Ben Brown Fine Arts is delighted to present Enoc Perez: The Cinematic Self, the gallery’s first exhibition with Puerto Rican-American artist Enoc Perez. This will be Perez’s first exhibition in the UK in over ten years and will feature new and recent artworks from his evocative series of interiors paintings.
Born in 1967 in San Juan, Puerto Rico, Perez moved to New York in the 1980s to start his studies at the prestigious Pratt Institute. Fascinated by the city and its quintessential artists, Perez developed a distinct artistic vocabulary using architecture and spaces as a lens through which to examine symbols of power, identity, and aesthetics, both national and personal. He became known for his paintings of iconic utopian architecture, including those of American embassies around the world, and post-war American landmarks, his most celebrated work to date.
The Cinematic Self marks a bold new direction for the artist. Moving away from exterior images of architecture, Perez takes a step inside, delving into a myriad of interiors inhabited by renowned figures - artists, collectors and eccentrics of the twentieth century. Painted with vibrant colours, the artworks explore private spaces and examine how these glimpses into their dwellings can function concomitantly as portraits and formalistic exercises in what he refers to as ‘brushless’ painting. The artist developed this distinctive technique in the late 1990s in response to the New York tradition of painter as printmaker, and the blurring of the space between them. Perez transfers oil paint to the canvas by means of pressing and rubbing multiple small impressions which are gradually built up one by one to form the whole image.
In this new series of works Perez focuses on the minutiae of these diverse personalities; from a tiger skin rug strewn in front of Andy Warhol screen-prints in Fred Hughes’ Factory office, to the Rolling Stones’ lips cut-out displayed in the decadent mirrored interiors of Villa Nellcôte where they recorded Exile on Main Street, to Le Corbusier’s drawing tools laid out on his drafting table in front of one of his own paintings. Conspicuously absent of the central figures, these spaces are strikingly expressive in their own right, revealing how individuality can be constructed through personal effects.
Further paintings capture pivotal moments such as Elvis Presley’s legendary Jungle Room at Graceland where the ailing rock star made his final recordings, while another work features David Bowie’s unmade bed following a night of drinking with Soviet soldiers as he crossed Siberia by train in 1973. Elsewhere the paintings act as a means through which Perez examines the great collectors of the last century, such as in the Roman palazzo of Gianni and Marella Agnelli and the Paris home of Jacques Doucet, their walls studded with artworks from their famously impressive collections.
A highlight of the exhibition will be the artist’s depiction of the late Francis Bacon’s London studio.
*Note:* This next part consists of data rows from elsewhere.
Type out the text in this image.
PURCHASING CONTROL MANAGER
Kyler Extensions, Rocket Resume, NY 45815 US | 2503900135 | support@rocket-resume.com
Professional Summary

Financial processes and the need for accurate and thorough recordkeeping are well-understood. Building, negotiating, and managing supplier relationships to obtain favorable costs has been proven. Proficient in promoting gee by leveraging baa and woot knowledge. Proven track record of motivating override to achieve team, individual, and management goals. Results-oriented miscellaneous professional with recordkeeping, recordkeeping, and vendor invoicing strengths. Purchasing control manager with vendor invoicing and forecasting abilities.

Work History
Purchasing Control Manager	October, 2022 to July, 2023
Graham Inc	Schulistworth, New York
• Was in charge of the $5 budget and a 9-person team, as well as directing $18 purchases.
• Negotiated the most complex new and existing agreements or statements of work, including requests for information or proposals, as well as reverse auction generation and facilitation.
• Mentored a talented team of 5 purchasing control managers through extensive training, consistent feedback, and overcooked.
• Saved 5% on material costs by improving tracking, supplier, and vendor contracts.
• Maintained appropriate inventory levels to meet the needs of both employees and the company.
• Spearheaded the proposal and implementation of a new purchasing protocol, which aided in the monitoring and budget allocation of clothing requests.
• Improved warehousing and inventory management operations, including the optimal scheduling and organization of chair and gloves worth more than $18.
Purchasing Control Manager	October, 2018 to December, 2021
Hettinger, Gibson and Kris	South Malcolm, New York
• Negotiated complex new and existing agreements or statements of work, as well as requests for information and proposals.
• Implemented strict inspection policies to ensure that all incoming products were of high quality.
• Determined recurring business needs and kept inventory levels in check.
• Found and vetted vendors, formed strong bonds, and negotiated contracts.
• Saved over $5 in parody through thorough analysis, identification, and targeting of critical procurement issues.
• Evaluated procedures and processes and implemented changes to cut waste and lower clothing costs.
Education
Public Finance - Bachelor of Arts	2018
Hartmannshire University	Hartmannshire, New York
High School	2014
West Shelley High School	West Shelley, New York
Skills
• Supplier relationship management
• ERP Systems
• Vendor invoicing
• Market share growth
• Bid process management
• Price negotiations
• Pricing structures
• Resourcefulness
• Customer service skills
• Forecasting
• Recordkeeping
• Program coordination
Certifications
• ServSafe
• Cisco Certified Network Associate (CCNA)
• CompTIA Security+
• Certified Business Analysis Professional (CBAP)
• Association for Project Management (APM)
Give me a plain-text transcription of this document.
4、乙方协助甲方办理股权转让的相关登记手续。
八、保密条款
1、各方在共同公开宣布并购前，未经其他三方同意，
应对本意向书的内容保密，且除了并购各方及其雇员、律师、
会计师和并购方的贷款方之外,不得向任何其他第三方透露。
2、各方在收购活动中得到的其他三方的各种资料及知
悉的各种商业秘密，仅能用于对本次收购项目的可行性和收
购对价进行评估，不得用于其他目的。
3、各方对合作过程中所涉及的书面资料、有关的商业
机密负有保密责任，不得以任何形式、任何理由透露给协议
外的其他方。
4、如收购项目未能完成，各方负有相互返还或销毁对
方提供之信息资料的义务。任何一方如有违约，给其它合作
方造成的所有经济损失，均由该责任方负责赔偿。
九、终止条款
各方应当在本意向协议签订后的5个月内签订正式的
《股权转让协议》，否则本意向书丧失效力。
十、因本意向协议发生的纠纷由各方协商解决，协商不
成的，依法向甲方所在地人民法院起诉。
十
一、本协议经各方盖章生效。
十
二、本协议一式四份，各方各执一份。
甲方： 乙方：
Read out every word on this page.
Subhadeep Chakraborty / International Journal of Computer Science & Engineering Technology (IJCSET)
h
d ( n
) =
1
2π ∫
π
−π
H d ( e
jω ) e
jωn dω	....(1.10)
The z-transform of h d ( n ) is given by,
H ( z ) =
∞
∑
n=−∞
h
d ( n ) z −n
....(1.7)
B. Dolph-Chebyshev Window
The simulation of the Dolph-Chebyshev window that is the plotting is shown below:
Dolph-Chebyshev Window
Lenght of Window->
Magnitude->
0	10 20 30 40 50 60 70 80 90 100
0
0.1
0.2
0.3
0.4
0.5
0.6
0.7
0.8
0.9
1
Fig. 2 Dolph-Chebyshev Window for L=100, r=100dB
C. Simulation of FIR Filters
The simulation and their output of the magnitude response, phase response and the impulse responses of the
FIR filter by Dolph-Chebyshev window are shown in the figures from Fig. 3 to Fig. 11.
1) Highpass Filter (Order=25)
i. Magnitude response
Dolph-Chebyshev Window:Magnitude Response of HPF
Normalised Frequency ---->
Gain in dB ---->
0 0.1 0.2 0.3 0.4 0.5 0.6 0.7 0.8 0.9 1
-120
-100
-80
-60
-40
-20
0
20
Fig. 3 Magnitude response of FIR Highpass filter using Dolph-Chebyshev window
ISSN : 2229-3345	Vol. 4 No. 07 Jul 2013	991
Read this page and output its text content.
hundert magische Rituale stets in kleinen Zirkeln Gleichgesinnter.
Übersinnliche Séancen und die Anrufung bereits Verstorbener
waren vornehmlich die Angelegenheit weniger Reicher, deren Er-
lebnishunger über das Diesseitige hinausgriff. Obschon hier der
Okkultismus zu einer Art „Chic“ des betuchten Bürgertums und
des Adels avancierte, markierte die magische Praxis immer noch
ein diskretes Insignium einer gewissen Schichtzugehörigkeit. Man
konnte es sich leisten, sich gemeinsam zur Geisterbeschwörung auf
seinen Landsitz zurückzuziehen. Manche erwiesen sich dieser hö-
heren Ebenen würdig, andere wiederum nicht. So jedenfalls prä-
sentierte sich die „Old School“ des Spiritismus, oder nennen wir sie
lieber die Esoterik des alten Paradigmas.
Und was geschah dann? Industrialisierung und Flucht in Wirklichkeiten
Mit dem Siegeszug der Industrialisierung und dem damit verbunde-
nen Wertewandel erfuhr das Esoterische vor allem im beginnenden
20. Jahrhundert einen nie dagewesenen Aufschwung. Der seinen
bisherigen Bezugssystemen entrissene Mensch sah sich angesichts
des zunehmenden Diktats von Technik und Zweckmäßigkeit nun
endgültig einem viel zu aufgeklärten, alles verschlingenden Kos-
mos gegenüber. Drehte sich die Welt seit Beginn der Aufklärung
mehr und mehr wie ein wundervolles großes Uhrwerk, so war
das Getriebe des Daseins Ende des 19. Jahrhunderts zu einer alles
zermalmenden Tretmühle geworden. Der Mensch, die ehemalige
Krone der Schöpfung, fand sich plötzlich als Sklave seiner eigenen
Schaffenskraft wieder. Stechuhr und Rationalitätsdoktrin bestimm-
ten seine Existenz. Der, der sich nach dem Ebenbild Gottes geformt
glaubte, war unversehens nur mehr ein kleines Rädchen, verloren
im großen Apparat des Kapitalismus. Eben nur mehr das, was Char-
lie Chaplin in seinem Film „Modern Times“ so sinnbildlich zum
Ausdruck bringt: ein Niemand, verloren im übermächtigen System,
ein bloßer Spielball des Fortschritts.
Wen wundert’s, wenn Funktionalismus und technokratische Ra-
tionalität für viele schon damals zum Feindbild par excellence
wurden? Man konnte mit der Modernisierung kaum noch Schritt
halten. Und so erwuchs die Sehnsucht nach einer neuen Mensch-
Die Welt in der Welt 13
Perez was drawn to the space not only as a fellow artist but also for Bacon’s connection to London itself, the city where he lived for the majority of his career. Perez’s painting offers an intimate window into the working space of this luminary of British art.
For the artist this series represents an important return to his formal origins; whilst in recent years he had begun to experiment with a paintbrush, here he returns to his idiosyncratic ‘brushless’ technique for which he received acclaim during his early career.